Basically Teilhard believed that a Within underlined the Without of
the universe. Essentially he was thinking of the Cosmic Plenum. But,
like so many others, he had moved into the realm of speculation.

On the other hand, modern physicists have also dared to speculate
about a Cosmic Plenum.

Known as the "Father of Quantum Mechanics," the late David Bohm
was a protege of both Einstein and Robert Oppenheimer ( the Father
of the Atom Bomb) when he was at the Institute of Advanced Study
in Princeton. Eventually he assumed the Chair of the Physics
Department at the University of London.

But it was what Bohm did *after* he retired as a physicist. Essentially
he became a philosopher, espousing an incredibly interesting theory
about what he called the "Implicate Order." What Bohm suggested
strongly is that there is an Inner Aspect of the universe as well as an
Outer Aspect that we normally study.

He based his theory on his knowledge as a physicist. Bohm's
universal system was a "Whole," if you will, seamless, with the Inner
playing into the Outer.
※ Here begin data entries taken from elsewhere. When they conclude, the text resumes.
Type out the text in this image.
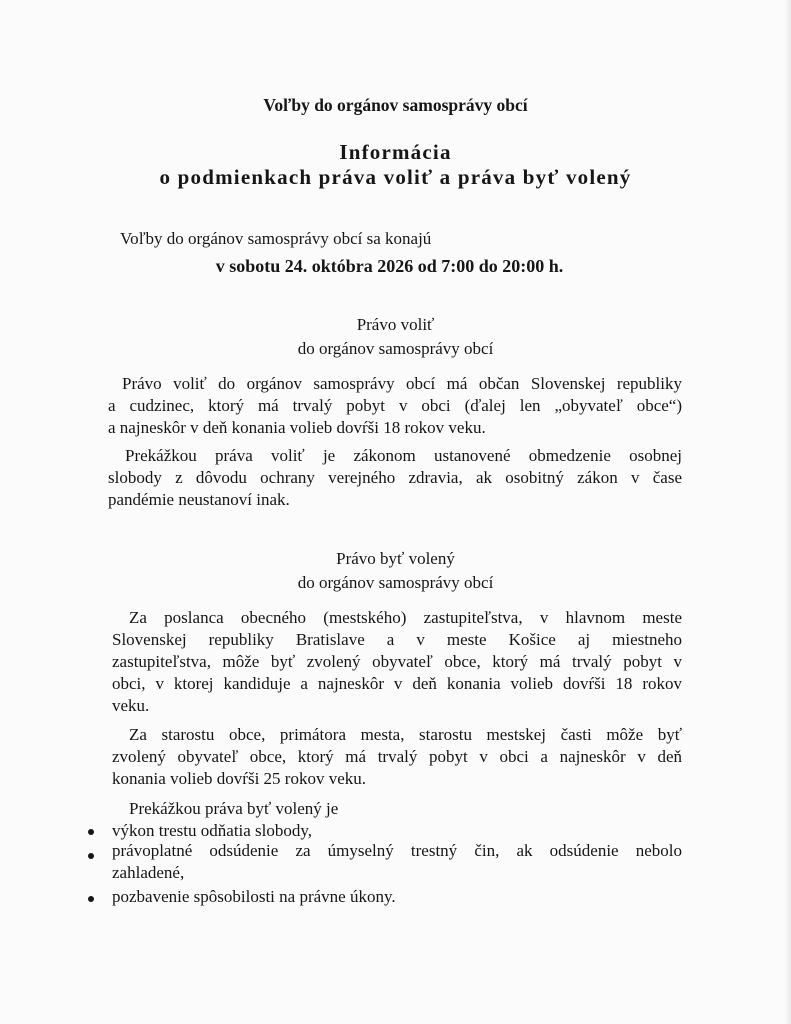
Voľby do orgánov samosprávy obcí
Informácia
o podmienkach práva voliť a práva byť volený
Voľby do orgánov samosprávy obcí sa konajú
v sobotu 24. októbra 2026 od 7:00 do 20:00 h.
Právo voliť
do orgánov samosprávy obcí
Právo voliť do orgánov samosprávy obcí má občan Slovenskej republiky
a cudzinec, ktorý má trvalý pobyt v obci (ďalej len „obyvateľ obce“)
a najneskôr v deň konania volieb dovŕši 18 rokov veku.
Prekážkou práva voliť je zákonom ustanovené obmedzenie osobnej
slobody z dôvodu ochrany verejného zdravia, ak osobitný zákon v čase
pandémie neustanoví inak.
Právo byť volený
do orgánov samosprávy obcí
Za poslanca obecného (mestského) zastupiteľstva, v hlavnom meste
Slovenskej republiky Bratislave a v meste Košice aj miestneho
zastupiteľstva, môže byť zvolený obyvateľ obce, ktorý má trvalý pobyt v
obci, v ktorej kandiduje a najneskôr v deň konania volieb dovŕši 18 rokov
veku.
Za starostu obce, primátora mesta, starostu mestskej časti môže byť
zvolený obyvateľ obce, ktorý má trvalý pobyt v obci a najneskôr v deň
konania volieb dovŕši 25 rokov veku.
Prekážkou práva byť volený je
výkon trestu odňatia slobody,
právoplatné odsúdenie za úmyselný trestný čin, ak odsúdenie nebolo
zahladené,
pozbavenie spôsobilosti na právne úkony.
As he stressed, our's is a *holistic universe*
and its process is holistic. Bohm believed that there was a Cosmic
Plenum, which he called the "Holomovement."

Continuing, another contemporary philosopher, Ervin Laszlo--a
systems analyst and founder of Systems Philosophy--developed a
theory of the Cosmic Plenum that involves what is called the Quantum
Vacuum. ( In quantum field theory, the vacuum state is the quantum
state with the lowest possible energy. Generally, it contains no physical
particles. *Zero-point field* is sometimes used as a synonym for the
vacuum state of an individual quantized field.)

Perhaps difficult to understand, but Laszlo considers the quantum vacuum
that cosmic substratum which becomes unstable in universe-creating
explosions. His theory is about a recycling, recreating universe. As put
by Laszlo, the quantum vacuum is both "the cradle and the deathbed of
universes." However, he notes that this "vacuum is Akasha and Prana
rolled into one: the dynamic virtual-energy substratum that endures
through all of time and fills all of space."

Laszlo's theory broadens when he talks of the quantum vacuum as an
"information field underlying all of reality." Continuing, he notes that
"there is a feedback loop in which information is conserved and transferred
from the virtual cosmic plenum to manifest reality and back." Laszlo
further relates this occurring "in a holographic nature--think of Bohm's
implicate order."

So, this idea of a feedback loop can not only be traced back to Bohm's
idea of information conveyed between his concept of an implicate
order and an explicate order of the universe, but also back to Teilhard's
idea of an information exchange between the Within and the Without
of the universe.

Again, even in our own modern time, we are back to religious and
philosophical speculations when it comes to the Cosmic Plenum.
Still we seem very much drawn to the idea of such a Plenum or
Cosmic Mind/Spirit that somehow provides our surface world with
Information that we are mandated to make Intelligible.

So, who is to say what the Future might hold when it comes to
such wonderful imaginings about the Cosmic Plenum! Perhaps
one day we might hit upon the Reality of Such.